One week around Tenerife


I cannot say that I just got back from Tenerife, because I did not, it happened quite a while ago already, to be more precise in the second half of November. This year I decided to take one week of my summer holiday in November when the weather reached its most boring and dull period in Stockholm, when there is still no snow to say that it's winter already and the sky is dark and cloudy almost 24/7.
In retrospective I'm happy to say that I made this decision, I got plenty of natural vitamin D and tried for the first time ever road cycling with a professional bike, climbing hundreds and thousands of meters under three days. It definitely gave me inspiration to continue doing this sport and take it into the next level. Returning home (after I spent one more week home in Transylvania too), I set up a personal goal to compete the Halvvättern, the half-marathon version of the famous Vätternrundan which is a 300 km long race around the lake having the same name, Vättern. But first step first: I need my own race bike! 😄Having that under me, there won't be anything stopping me.

Back to Tenerife now. Each of the three mornings, I left towards three different directions from El Medano, the small, coastal village on the south where I was staying at.  What's important to know about Tenerife is that it is totally dominated by the mountain Teide, the peak standing at 3718m is the highest point in Spain and rules the landscape of the Canary Islands. Easy to guess that cycling is quite a challenge on the island even if you try to cycle along the coast as all the roads are like a tiny version of a roller-coaster going constantly up and down. I set my target high already on my first day, I picked up the bike from a rental place near my Airbnb and headed directly to the highest village of the island, Vilaflor, which lies at an altitude of 1400m. Not being used to sudden elevation changes on bike from Sweden, the initial tiredness (well, after the first 300 meters of elevation difference) got me as a surprise, but keeping myself hydrated and focused on my goal pushed me on all the way to the top where I found myself in a totally different climate which changed from cloudless and 25C degrees on the seaside to a freezing 6C degrees and drizzle in Vilaflor. Having brought a number of different layers with me, this didn't mean any problem. After loading up with fruit and fresh water, I took another road down back to the seaside and warm sand. It was just a perfect ride.

Next day I met a problem I didn't take enough into account before: ass pain (like S pain - SPAIN, where else than here, haha)! It took a bit of an effort but I managed to get used to the pain good enough to be able to do again a 60 km roller coaster ride, this time I turned to the East from Granadilla de Abona, and cycled to Villa de Arico, passing by villages having names like El Rio and Las Vegas (finally, I've been on the land of casinos too!).

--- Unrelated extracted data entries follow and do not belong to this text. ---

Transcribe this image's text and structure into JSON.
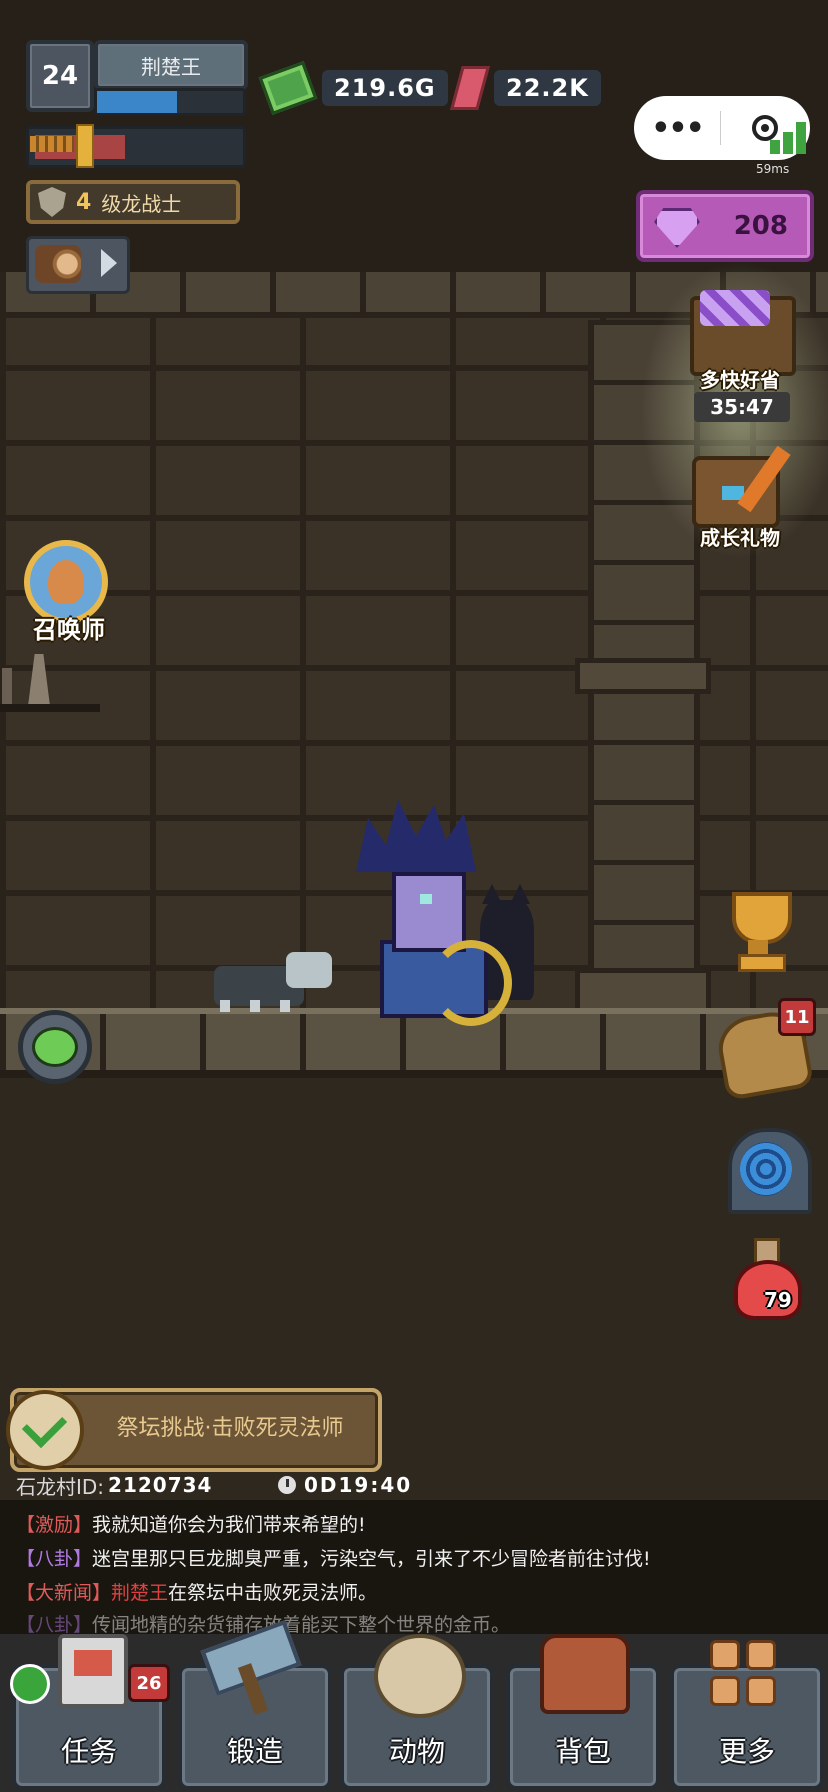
{
  "player": {
    "level": "24",
    "name": "荆楚王",
    "hp_fraction": 0.55,
    "xp_fraction": 0.45,
    "rank_level": "4",
    "rank_title": "级龙战士"
  },
  "currencies": {
    "gold": "219.6G",
    "ruby": "22.2K"
  },
  "capsule": {
    "more": "•••",
    "latency": "59ms"
  },
  "gem_shop": {
    "count": "208"
  },
  "events": {
    "deal_label": "多快好省",
    "deal_timer": "35:47",
    "growth_label": "成长礼物"
  },
  "summoner": {
    "label": "召唤师"
  },
  "side_icons": {
    "scroll_badge": "11",
    "potion_count": "79"
  },
  "quest": {
    "text": "祭坛挑战·击败死灵法师"
  },
  "village": {
    "id_label": "石龙村ID:",
    "id_value": "2120734",
    "timer": "0D19:40"
  },
  "chat": [
    {
      "tag": "【激励】",
      "tag_color": "#e05a5a",
      "text": "我就知道你会为我们带来希望的!"
    },
    {
      "tag": "【八卦】",
      "tag_color": "#b07ae0",
      "text": "迷宫里那只巨龙脚臭严重，污染空气，引来了不少冒险者前往讨伐!"
    },
    {
      "tag": "【大新闻】",
      "tag_color": "#e05a5a",
      "name": "荆楚王",
      "name_color": "#e04040",
      "text": "在祭坛中击败死灵法师。"
    },
    {
      "tag": "【八卦】",
      "tag_color": "#b07ae0",
      "text": "传闻地精的杂货铺存放着能买下整个世界的金币。"
    }
  ],
  "nav": {
    "task": "任务",
    "task_badge": "26",
    "forge": "锻造",
    "animal": "动物",
    "bag": "背包",
    "more": "更多"
  },
  "colors": {
    "gem_shop": "#b65ab8",
    "hp": "#3a86c8",
    "xp": "#a94444",
    "badge": "#c23a3a"
  }
}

My third and last day on bike I headed to the West through the well known beach resort, Los Cristianos all the way to Adeje. Having gone through constant mix of rain and hot, sunny periods, biking became even more fun and I appreciated the shower back at my place more than after any ordinary day.

Tenerife is fun on bike, but taking my limited amount of time and capabilities into consideration I realized that for my last full day the best would be to rent a car and just drive around and across the island and see all the rest that I haven't before. Luckily I  even got company in the person of Angelica, a Venezuelan-born but by now becoming kind of a local girl. We headed directly up to the Teide National Park where Martian landscape awaited. It was simply stunning! There it felt like you are standing on an otherworldly soil where rough, white sand is all over the place among huge volcanic blocks standing tall. That day I experienced again all kind of weather, from coastal hot weather up to 3C degrees and mixed rain and snow, rain showing up again and again several times during the day, those climate zones are crazy in Tenerife! During that day we paid a visit in Santa Cruz de Tenerife, the capital of the island, Mirador Pico del Inglés (which was totally foggy), Mirador de Jardina (a bit less foggy). Despite the thick layer of clouds, at some point we've been lucky enough to see the sea on both sides of the road, up several hundreds of meters above the sea level. Unfortunately I couldn't snap a picture as I was driving, but the view lives on vividly in my memory. The last stop for the day was in Icod de los Vinos, where a solitary, 1000 years old massive, solitary dracaena tree keeps tourists pouring in the otherwise calm town on the north coast of the island. Being a tourist myself, I couldn't miss it out either. Thanks to Fabrizio, my Airbnb flatmate, at the end of the day I even got to know a lovely group of people from four corners of the United States and had a cozy, homemade Thanksgiving dinner. I couldn't be happier than that, as that was my first Thanksgiving dinner I have ever participated in, which surely will remain as a nice closing memory of my one, well-spent week in Tenerife.